What is "particle accelerator"

Particle accelerator \Par"ti*cle ac*cel"er*a*tor\, n. (Physics) A large and expensive scientific instrument used by physicists to accelerate elementary particles (such as protons or electrons) to speeds near that of light, for the purpose of investigating the fundamental properties of matter; sometimes also called an atom smasher, since the particles thus accelerated are often directed at targets of atoms which are fragmented by the impact into their more fundamental component particles.

Note: The particles generated by impact of a beam in an accelerator on its target are detected by various types of detecting apparatus, and procedures are required to sort and identify the many particles created. The fundamental particles generated by impacts in a particle accelerator are often those not actually present inside atoms; and in certain types of particle accelerator, such as the colliding beam accelerator, the impact which generates energetic particles is with other fundamental particles, and not with atoms.

n. A device that accelerates electrically charged particles to extremely high speeds, for the purpose of inducing high energy reactions or producing high energy radiation.

n. a scientific instrument that increases the kinetic energy of charged particles [syn: accelerator, atom smasher]

A particle accelerator is a machine that uses electromagnetic fields to propel charged particles to nearly light speed and to contain them in well-defined beams. Large accelerators are used in particle physics as colliders (e.g. the LHC at CERN, KEKB at KEK in Japan, RHIC at Brookhaven National Laboratory, and Tevatron at Fermilab), or as synchrotron light sources for the study of condensed matter physics. Smaller particle accelerators are used in a wide variety of applications, including particle therapy for oncological purposes, radioisotope production for medical diagnostics, ion implanters for manufacture of semiconductors, and accelerator mass spectrometers for measurements of rare isotopes such as radiocarbon. There are currently more than 30,000 accelerators in operation around the world.

There are two basic classes of accelerators: electrostatic and electrodynamic (or electromagnetic) accelerators. Electrostatic accelerators use static electric fields to accelerate particles. The most common types are the Cockcroft–Walton generator and the Van de Graaff generator. A small-scale example of this class is the cathode ray tube in an ordinary old television set. The achievable kinetic energy for particles in these devices is determined by the accelerating voltage, which is limited by electrical breakdown. Electrodynamic or electromagnetic accelerators, on the other hand, use changing electromagnetic fields (either magnetic induction or oscillating radio frequency fields) to accelerate particles. Since in these types the particles can pass through the same accelerating field multiple times, the output energy is not limited by the strength of the accelerating field. This class, which was first developed in the 1920s, is the basis for most modern large-scale accelerators.

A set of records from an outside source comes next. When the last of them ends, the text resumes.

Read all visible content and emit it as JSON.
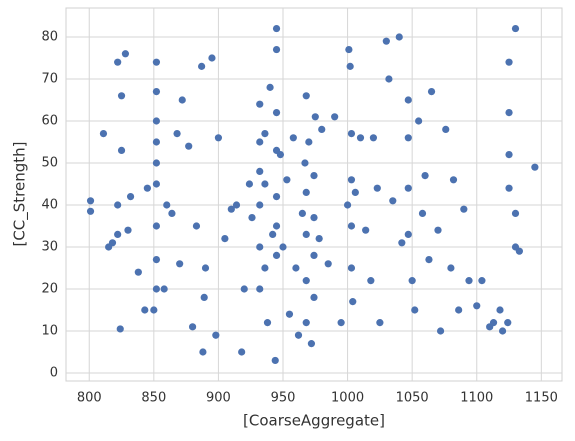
{
  "chart_data": {
    "type": "scatter",
    "x_label": "[CoarseAggregate]",
    "y_label": "[CC_Strength]",
    "color": "#4c72b0",
    "grid": true,
    "xlim": [
      782,
      1166
    ],
    "ylim": [
      -1.9,
      86.9
    ],
    "xticks": [
      800,
      850,
      900,
      950,
      1000,
      1050,
      1100,
      1150
    ],
    "yticks": [
      0,
      10,
      20,
      30,
      40,
      50,
      60,
      70,
      80
    ],
    "x": [
      801,
      801,
      811,
      815,
      818,
      822,
      822,
      822,
      824,
      825,
      825,
      828,
      830,
      832,
      838,
      843,
      845,
      850,
      852,
      852,
      852,
      852,
      852,
      852,
      852,
      852,
      852,
      858,
      860,
      864,
      868,
      870,
      872,
      877,
      880,
      883,
      887,
      888,
      889,
      890,
      895,
      898,
      900,
      905,
      910,
      914,
      918,
      920,
      924,
      926,
      932,
      932,
      932,
      932,
      932,
      932,
      936,
      936,
      936,
      938,
      940,
      942,
      944,
      945,
      945,
      945,
      945,
      945,
      945,
      945,
      948,
      950,
      953,
      955,
      958,
      960,
      962,
      965,
      967,
      968,
      968,
      968,
      968,
      968,
      970,
      972,
      974,
      974,
      974,
      974,
      975,
      978,
      980,
      985,
      990,
      995,
      1000,
      1001,
      1002,
      1003,
      1003,
      1003,
      1003,
      1004,
      1006,
      1010,
      1014,
      1018,
      1020,
      1023,
      1025,
      1030,
      1032,
      1035,
      1040,
      1042,
      1047,
      1047,
      1047,
      1047,
      1050,
      1052,
      1055,
      1058,
      1060,
      1063,
      1065,
      1070,
      1072,
      1076,
      1080,
      1082,
      1086,
      1090,
      1094,
      1100,
      1104,
      1110,
      1113,
      1118,
      1120,
      1124,
      1125,
      1125,
      1125,
      1125,
      1130,
      1130,
      1130,
      1133,
      1145
    ],
    "y": [
      41,
      38.5,
      57,
      30,
      31,
      74,
      40,
      33,
      10.5,
      66,
      53,
      76,
      34,
      42,
      24,
      15,
      44,
      15,
      74,
      67,
      60,
      50,
      45,
      35,
      27,
      20,
      55,
      20,
      40,
      38,
      57,
      26,
      65,
      54,
      11,
      35,
      73,
      5,
      18,
      25,
      75,
      9,
      56,
      32,
      39,
      40,
      5,
      20,
      45,
      37,
      64,
      55,
      48,
      40,
      30,
      20,
      57,
      45,
      25,
      12,
      68,
      33,
      3,
      82,
      77,
      62,
      53,
      42,
      35,
      28,
      52,
      30,
      46,
      14,
      56,
      25,
      9,
      38,
      50,
      66,
      43,
      33,
      22,
      12,
      55,
      7,
      47,
      37,
      28,
      18,
      61,
      32,
      58,
      26,
      61,
      12,
      40,
      77,
      73,
      57,
      46,
      35,
      25,
      17,
      43,
      56,
      34,
      22,
      56,
      44,
      12,
      79,
      70,
      41,
      80,
      31,
      65,
      56,
      44,
      33,
      22,
      15,
      60,
      38,
      47,
      27,
      67,
      34,
      10,
      58,
      25,
      46,
      15,
      39,
      22,
      16,
      22,
      11,
      12,
      15,
      10,
      12,
      74,
      62,
      52,
      44,
      38,
      30,
      82,
      29,
      49
    ]
  }
}
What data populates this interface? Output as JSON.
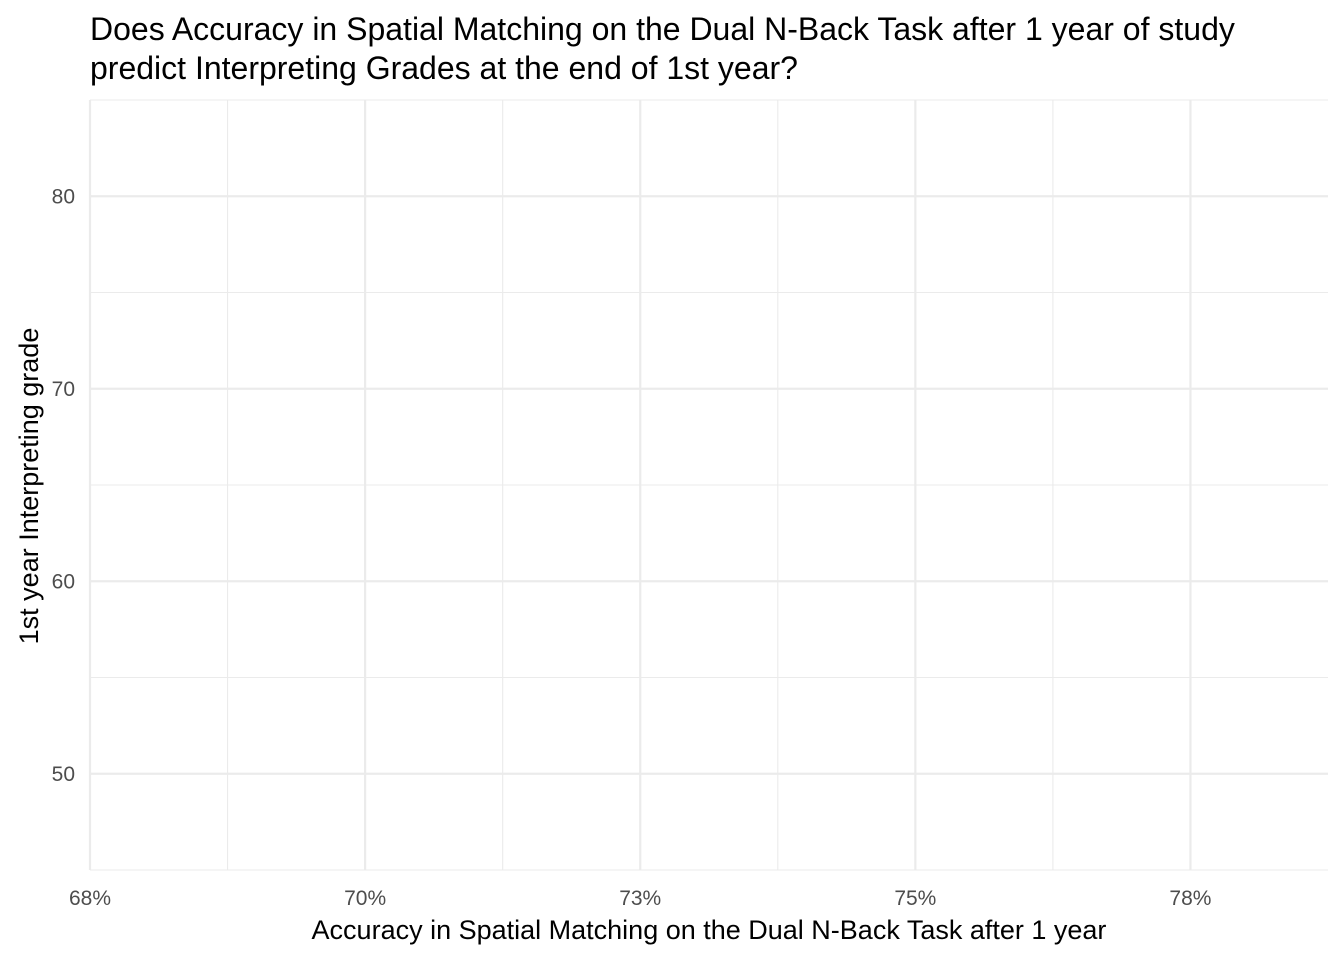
{
  "chart_data": {
    "type": "scatter",
    "title": "Does Accuracy in Spatial Matching on the Dual N-Back Task after 1 year of study",
    "subtitle": "predict Interpreting Grades at the end of 1st year?",
    "xlabel": "Accuracy in Spatial Matching on the Dual N-Back Task after 1 year",
    "ylabel": "1st year Interpreting grade",
    "xlim": [
      0.675,
      0.7875
    ],
    "ylim": [
      45,
      85
    ],
    "x_ticks": [
      0.675,
      0.7,
      0.725,
      0.75,
      0.775
    ],
    "x_tick_labels": [
      "68%",
      "70%",
      "73%",
      "75%",
      "78%"
    ],
    "y_ticks": [
      50,
      60,
      70,
      80
    ],
    "y_tick_labels": [
      "50",
      "60",
      "70",
      "80"
    ],
    "grid": true,
    "series": [
      {
        "x": [],
        "y": []
      }
    ]
  }
}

Rolf Widerøe, Gustav Ising, Leó Szilárd, Max Steenbeck, and Ernest Lawrence are considered pioneers of this field, conceiving and building the first operational linear particle accelerator, the betatron, and the cyclotron.

Because colliders can give evidence of the structure of the subatomic world, accelerators were commonly referred to as atom smashers in the 20th century. Despite the fact that most accelerators (but not ion facilities) actually propel subatomic particles, the term persists in popular usage when referring to particle accelerators in general.